Under the well-known American Rule, each party to a litigation incurs its own legal fees, unless a statute, court rule or agreement provides otherwise. In Mighty Midgets v Centennial Ins. Co., 47 N.Y.2d 12, 21 (1979), the Court of Appeals recognized a limited exception in the insurance context, allowing an insured to recover fees when it “has been cast in a defensive posture by the legal steps an insurer takes in an effort to free itself from its policy obligations.” As Justice Kornreich explained:
In other words, when an insurance company brings a declaratory judgment action against its insured seeking to disclaim coverage, if the insured prevails, the insured is entitled to be reimbursed its legal fees spent defending the insurance company’s lawsuit. However, when an insured commences a declaratory judgment action against its insurer seeking coverage, the insured cannot recover its attorneys’ fees in such action, even if it prevails. The rationale for this distinction is that when an insurer casts an insured in a defensive posture the liability feature of the insurance is triggered and provides coverage for defense expenses incidental to the assertion of claims against the insured.
(Citations and internal quotation marks omitted) (emphasis added).

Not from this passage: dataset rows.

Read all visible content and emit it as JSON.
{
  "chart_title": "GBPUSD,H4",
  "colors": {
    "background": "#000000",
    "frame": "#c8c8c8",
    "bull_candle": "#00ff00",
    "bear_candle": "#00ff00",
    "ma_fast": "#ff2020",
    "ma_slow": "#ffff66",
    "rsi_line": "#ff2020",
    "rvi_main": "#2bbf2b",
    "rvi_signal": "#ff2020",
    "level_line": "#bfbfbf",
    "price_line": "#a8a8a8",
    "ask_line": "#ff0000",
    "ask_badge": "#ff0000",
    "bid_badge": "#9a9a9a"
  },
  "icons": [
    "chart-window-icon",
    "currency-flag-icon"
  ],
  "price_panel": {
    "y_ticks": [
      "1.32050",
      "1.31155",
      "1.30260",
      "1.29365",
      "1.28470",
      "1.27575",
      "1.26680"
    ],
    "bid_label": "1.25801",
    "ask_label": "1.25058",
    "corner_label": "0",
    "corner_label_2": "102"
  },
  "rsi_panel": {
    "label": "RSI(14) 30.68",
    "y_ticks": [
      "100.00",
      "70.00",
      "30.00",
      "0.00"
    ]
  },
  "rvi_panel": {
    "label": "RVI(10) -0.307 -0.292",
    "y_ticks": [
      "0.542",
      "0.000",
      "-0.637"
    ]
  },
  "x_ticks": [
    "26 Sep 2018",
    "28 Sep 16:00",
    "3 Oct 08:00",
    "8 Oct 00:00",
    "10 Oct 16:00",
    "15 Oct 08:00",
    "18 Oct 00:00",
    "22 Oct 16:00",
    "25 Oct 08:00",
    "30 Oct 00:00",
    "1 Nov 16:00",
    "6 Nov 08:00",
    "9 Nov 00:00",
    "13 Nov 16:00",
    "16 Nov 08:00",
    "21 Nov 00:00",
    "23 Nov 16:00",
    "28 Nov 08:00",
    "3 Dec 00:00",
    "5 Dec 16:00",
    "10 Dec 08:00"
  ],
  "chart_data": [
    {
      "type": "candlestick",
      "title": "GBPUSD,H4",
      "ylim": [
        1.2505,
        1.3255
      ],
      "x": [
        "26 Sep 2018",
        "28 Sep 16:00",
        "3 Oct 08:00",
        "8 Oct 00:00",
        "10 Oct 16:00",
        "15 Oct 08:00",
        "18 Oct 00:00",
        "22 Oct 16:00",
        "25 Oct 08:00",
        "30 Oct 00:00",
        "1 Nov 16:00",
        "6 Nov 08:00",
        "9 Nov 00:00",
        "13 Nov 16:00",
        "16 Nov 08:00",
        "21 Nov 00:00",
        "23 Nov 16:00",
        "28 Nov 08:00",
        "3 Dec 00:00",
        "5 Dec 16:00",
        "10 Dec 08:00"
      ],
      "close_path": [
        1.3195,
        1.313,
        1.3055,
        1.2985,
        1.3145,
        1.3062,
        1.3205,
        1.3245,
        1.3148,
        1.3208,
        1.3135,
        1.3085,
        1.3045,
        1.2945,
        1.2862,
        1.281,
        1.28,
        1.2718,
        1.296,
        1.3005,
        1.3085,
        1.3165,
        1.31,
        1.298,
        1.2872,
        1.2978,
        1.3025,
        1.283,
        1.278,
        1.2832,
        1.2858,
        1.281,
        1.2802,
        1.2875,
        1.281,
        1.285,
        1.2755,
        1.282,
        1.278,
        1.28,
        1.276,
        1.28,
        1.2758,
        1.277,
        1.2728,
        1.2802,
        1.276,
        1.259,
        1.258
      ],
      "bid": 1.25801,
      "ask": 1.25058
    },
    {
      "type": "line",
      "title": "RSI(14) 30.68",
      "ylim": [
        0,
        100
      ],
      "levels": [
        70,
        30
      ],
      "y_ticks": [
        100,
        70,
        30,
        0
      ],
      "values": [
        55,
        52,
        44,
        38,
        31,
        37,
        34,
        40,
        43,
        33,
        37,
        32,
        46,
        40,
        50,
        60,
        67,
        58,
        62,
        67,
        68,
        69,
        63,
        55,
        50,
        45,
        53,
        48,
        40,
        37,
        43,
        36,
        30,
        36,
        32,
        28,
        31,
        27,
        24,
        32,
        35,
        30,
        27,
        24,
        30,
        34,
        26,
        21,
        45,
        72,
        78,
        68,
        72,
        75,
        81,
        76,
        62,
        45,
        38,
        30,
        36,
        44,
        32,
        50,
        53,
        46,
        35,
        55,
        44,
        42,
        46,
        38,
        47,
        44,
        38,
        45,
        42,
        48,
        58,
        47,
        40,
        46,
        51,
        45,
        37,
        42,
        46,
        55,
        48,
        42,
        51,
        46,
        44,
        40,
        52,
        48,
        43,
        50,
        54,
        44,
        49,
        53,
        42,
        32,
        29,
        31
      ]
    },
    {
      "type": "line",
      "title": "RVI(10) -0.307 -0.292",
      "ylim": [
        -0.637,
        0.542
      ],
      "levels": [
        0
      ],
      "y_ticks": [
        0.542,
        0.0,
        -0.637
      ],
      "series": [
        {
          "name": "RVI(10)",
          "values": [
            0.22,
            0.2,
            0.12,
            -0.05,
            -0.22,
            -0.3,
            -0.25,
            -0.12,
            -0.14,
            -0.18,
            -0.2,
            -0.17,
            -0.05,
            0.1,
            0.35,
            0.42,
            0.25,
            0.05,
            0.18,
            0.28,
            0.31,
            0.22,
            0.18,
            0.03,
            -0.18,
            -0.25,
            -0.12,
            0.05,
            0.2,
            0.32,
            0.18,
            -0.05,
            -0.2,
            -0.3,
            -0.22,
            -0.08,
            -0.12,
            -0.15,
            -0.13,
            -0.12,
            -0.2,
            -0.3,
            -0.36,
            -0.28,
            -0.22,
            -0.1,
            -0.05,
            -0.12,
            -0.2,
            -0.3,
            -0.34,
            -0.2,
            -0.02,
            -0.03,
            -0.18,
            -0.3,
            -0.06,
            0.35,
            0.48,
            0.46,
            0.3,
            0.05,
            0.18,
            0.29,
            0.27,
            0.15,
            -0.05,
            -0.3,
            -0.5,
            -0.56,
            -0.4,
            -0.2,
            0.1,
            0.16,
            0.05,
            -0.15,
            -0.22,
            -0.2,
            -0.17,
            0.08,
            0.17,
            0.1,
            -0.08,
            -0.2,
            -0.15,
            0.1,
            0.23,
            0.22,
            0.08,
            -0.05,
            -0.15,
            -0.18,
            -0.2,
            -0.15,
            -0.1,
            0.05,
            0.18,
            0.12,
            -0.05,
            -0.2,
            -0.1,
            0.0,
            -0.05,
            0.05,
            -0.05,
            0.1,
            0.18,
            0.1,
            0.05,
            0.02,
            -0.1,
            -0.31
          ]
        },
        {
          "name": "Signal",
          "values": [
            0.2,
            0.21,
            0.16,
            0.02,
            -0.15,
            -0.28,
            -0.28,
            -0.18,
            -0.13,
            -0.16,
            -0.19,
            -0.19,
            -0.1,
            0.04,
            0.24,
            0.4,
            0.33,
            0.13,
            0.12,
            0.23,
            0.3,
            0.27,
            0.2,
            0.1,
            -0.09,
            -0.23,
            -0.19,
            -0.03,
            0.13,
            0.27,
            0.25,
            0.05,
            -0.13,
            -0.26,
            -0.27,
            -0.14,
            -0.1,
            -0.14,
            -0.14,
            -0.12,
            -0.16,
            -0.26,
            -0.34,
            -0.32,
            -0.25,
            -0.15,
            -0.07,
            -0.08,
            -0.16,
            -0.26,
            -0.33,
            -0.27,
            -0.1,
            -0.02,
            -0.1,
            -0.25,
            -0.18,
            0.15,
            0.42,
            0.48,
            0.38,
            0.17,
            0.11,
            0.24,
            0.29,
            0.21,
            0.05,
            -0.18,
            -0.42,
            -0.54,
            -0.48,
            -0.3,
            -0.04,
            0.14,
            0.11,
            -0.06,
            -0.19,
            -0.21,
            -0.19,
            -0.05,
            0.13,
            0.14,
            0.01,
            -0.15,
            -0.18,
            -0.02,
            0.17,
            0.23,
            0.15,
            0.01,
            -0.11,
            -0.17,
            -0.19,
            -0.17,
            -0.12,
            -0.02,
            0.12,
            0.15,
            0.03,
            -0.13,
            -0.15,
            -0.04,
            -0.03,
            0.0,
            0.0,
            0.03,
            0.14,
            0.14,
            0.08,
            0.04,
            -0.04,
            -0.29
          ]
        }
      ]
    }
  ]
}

Recognizing the “perverse incentive” created by this rule (since fee-shifting is triggered only if the insurance company files suit, it is in the insurer’s interest to deny coverage and leave it to the insured to bring a coverage action), Justice Kornreich concluded that “public policy strongly militates in favor of forcing [the insurance company] to pay the [insured’s fees].” Nevertheless, the court concluded that it was “bound by the Mighty Midgets doctrine,” and accordingly, denied the insured’s claim for attorneys’ fee. Justice Kornreich took the unusual step of encouraging the plaintiff to appeal the decision. If the Court of Appeals were to revisit the Mighty Midgets rule, it could have a dramatic effect on insurance coverage litigation in New York.